¿Es posible mantenerse en forma durante las vacaciones?

Las vacaciones pueden presentar un riesgo para sostener una figura saludable. Es un instante de relajación en el que se desacelera el ritmo y se goza de los placeres de el alimento. Y si además de esto has hecho un esmero para perder peso, los encantos del reposo de verano pueden arruinar tus logros. No obstante, es posible gozar de esta etapa y no engordar. Solo ten presente los próximos consejos.

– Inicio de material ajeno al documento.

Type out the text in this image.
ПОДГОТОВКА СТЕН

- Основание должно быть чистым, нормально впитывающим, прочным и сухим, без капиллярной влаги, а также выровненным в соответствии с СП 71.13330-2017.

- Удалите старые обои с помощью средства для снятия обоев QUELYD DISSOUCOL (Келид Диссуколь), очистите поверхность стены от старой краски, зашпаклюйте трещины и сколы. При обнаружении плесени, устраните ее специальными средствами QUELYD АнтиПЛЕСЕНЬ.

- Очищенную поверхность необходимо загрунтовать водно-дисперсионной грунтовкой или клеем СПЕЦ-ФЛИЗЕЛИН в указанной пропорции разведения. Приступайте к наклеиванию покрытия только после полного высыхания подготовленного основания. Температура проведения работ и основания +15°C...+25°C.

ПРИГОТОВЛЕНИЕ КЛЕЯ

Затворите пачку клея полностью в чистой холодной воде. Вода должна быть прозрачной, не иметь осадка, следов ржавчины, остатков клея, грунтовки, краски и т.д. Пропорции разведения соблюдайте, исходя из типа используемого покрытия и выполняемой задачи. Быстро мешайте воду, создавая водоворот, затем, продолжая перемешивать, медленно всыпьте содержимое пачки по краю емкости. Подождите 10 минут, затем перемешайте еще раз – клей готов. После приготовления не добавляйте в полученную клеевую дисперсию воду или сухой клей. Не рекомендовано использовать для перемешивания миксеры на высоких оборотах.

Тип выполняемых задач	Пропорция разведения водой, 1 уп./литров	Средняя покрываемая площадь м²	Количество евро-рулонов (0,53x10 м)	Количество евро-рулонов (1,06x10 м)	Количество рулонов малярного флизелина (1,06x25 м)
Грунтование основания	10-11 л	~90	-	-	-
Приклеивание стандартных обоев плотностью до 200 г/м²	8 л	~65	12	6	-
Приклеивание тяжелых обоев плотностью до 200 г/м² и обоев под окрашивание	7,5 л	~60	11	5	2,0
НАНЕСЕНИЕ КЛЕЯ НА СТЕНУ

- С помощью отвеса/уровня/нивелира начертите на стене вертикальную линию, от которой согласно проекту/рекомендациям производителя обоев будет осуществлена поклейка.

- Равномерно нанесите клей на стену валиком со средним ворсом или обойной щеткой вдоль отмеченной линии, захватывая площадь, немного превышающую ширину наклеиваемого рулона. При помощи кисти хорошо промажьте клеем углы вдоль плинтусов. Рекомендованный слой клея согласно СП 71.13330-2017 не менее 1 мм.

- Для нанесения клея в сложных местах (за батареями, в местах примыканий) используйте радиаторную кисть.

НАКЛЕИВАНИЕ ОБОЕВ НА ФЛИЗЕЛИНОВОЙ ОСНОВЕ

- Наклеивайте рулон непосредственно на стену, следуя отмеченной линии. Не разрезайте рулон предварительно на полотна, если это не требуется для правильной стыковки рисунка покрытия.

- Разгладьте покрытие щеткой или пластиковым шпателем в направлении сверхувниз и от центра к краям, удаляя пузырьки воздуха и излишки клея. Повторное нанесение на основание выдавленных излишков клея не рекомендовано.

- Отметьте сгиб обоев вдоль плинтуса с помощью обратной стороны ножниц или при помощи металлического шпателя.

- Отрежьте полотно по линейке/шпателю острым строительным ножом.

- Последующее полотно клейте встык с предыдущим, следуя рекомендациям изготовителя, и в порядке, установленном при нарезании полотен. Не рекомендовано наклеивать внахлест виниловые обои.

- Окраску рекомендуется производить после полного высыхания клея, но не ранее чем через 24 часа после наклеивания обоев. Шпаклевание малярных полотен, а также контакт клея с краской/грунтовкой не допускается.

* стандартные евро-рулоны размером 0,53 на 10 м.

Prueba nuevas comidas mas que sean saludables

Como es lógico, si estás en una tierra extranjera desearás probar las exquisiteces tradicionales que esta ofrece. Mas trata de seleccionar los que ofrecen frutos, vegetales y una cantidad menor de carnes. Si lo piensas un tanto, el alimento habitual se realiza con ingredientes naturales y difícilmente engorda, salvo que te llenes de demasiado de un solo género de platos.

Por servirnos de un ejemplo, evita comer en cantidad las que contengan demasiado de un solo género de carne como la de cerdo. Tampoco te rellenes demasiado con legumbres que pueden sobresaturar tu estómago. Trata ante todo de comer variado, sosteniendo el colorido en tu dieta.

Controla las cantidades

Comer bien realmente depende de la cantidad de comida que se ingiere. Y el primer pecado que comenten los vacacionistas es el de reiterar un plato, solo por el hecho de que están divirtiéndose. Esto es particularmente contraproducente, por el hecho de que hace que el metabolismo se ponga lento y procese con complejidad los comestibles.

De ahí que puedes comer y gozar de el alimento, mas sin pasarte de un plato. Aun puedes gozar de un buen postre y sin sentirte culpable. Solo recuérdalo… ¡Uno es más que suficiente!

Puedes ir al restaurant, eso está bien. Tras todo, descansas y desearás gozar de las comidas sin cocinar. Mas, como afirmamos ya antes, lo mejor es hacer resoluciones conscientes en lo que se refiere a el alimento. Elije del menú lo más saludable. Todo sitio tiene opciones con carnes magras y vegetales que son exquisitas.

Para tomar solicita agua y no abuses de la ingesta de vino. Evita las gaseosas, y no comas mucho pan mientras que esperas a que lleven el alimento hasta tu mesa. Asimismo come un solo plato, no repitas tu porción. Concéntrate en la sensación de saciedad que probablemente te va a haber dejado el que saboreaste.

Si caes en tentaciones, que sean saludables

Hay veces que se comente un fallo muy básico y es el de regresar a consumir comestibles procesados. Lo más frecuente es consumir comida morralla, pensando que es inofensiva a lo largo de las vacaciones. Especialmente si se hace un recorrido en auto por la senda dónde es simple adquirirla en estaciones de servicio. Y la consecuencia se advierte en frente de la balanza al regresar de las vacaciones.

Para eludir esto, lleva una vianda personal con comestibles saludables. Pueden ser frutas frescas, o bien emparedados de pan integral con embutidos ligeros. Asimismo lleva mucha agua fresca para eludir tomar bebidas azucaradas como las gaseosas.

Efectúa actividades físicas a lo largo de las vacaciones

El paso de una vida activa a una vida sedentaria es probablemente el primordial causante del incremento de peso a lo largo de las vacaciones. Si tienes un reposo demasiado pasivo y no gastas energías, lo más lógico es que se acrecienten tus reservas de grasas en el abdomen.

A fin de que esto no suceda, ten vacaciones activas. Haz excursiones para conocer el sitio, participa de actividades de senderismo, ciclismo, natación, gimnasia acuática o bien recorridos de procesión. Esto va a hacer que tu reposo sea considerablemente más entretenido, y sostendrás tu figura al tiempo.